R. Logicamente, esse raciocínio é imparável. Humanamente já é diferente e politicamente, ainda mais. Humanamente, é difícil olhar os dois objetivos ao mesmo tempo ainda que estejam muito ligados, mas politicamente, o fato de que a luta contra o aquecimento global signifique gastos, esforços, sacrifícios a curto prazo para se ter conquistas a longo prazo transforma esse investimento em algo politicamente suspeito. Após essa crise, os Estados terão que investir muito para reconstruir a economia global. Aceitaremos gastar e investir muito pelo clima, ou seja, acrescentar gastos aos gastos? Sou bem pessimista.

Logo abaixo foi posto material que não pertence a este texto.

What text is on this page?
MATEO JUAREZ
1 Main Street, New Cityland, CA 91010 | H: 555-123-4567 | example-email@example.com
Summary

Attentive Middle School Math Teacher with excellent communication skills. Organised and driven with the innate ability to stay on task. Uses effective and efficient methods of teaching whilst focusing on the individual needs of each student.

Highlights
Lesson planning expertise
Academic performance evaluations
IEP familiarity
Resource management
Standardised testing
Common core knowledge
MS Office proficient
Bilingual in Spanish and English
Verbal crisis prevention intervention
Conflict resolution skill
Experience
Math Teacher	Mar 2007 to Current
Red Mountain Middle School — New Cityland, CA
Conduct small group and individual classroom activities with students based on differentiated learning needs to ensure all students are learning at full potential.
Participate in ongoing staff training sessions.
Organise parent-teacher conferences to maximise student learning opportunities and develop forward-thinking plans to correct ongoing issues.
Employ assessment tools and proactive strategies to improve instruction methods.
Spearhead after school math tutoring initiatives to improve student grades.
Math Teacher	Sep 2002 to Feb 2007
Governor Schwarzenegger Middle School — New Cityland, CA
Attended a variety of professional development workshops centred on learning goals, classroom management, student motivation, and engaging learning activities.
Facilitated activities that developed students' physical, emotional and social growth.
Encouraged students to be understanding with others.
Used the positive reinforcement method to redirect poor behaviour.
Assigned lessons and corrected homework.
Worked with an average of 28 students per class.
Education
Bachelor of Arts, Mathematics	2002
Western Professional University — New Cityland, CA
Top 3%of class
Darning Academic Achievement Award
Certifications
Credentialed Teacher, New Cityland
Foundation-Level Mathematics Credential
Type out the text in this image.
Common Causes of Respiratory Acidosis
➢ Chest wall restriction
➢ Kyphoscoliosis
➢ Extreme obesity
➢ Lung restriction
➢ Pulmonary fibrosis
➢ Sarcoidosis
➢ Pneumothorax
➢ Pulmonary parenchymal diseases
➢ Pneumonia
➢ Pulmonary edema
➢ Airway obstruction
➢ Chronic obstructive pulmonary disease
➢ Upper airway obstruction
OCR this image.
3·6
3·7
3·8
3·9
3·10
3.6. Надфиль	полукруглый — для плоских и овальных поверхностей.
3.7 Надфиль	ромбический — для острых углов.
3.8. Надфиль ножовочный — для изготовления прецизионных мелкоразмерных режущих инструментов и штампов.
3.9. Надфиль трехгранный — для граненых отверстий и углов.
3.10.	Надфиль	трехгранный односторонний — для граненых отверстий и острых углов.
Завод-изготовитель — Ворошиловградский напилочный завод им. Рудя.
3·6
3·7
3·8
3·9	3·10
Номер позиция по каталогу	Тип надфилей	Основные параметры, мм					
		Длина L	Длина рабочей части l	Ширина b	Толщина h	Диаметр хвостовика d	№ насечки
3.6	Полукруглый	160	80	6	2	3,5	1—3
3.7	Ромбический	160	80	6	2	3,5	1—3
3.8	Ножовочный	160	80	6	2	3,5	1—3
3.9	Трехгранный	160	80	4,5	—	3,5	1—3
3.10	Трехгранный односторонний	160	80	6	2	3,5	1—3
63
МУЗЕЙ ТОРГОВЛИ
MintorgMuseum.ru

P. Sairá algo bom dessa crise?

R. Sempre há esperança. O próprio de uma crise, aumentar o medo, é o que permite o desenvolvimento da criatividade humana e social. A crise econômica de 1929 que levou os nacionalistas a vencer nas urnas, também inventou o keynesianismo e permitiu que a economia nacional se revitalizasse até a vingança do neoliberalismo nos anos oitenta. Também foram as grandes guerras, e as mais mortíferas, que trouxeram, pelo menos na Europa, invenções absolutamente extraordinárias e que por fim permitiram a resolução de problemas que não poderiam ser resolvidos em contextos de paz e mobilização. Quanto mais forte essa crise for, portanto, mais romperá os esquemas e os círculos viciosos e por isso acho que algo positivo pode sair dela. Quando, como e por quê, não sabemos.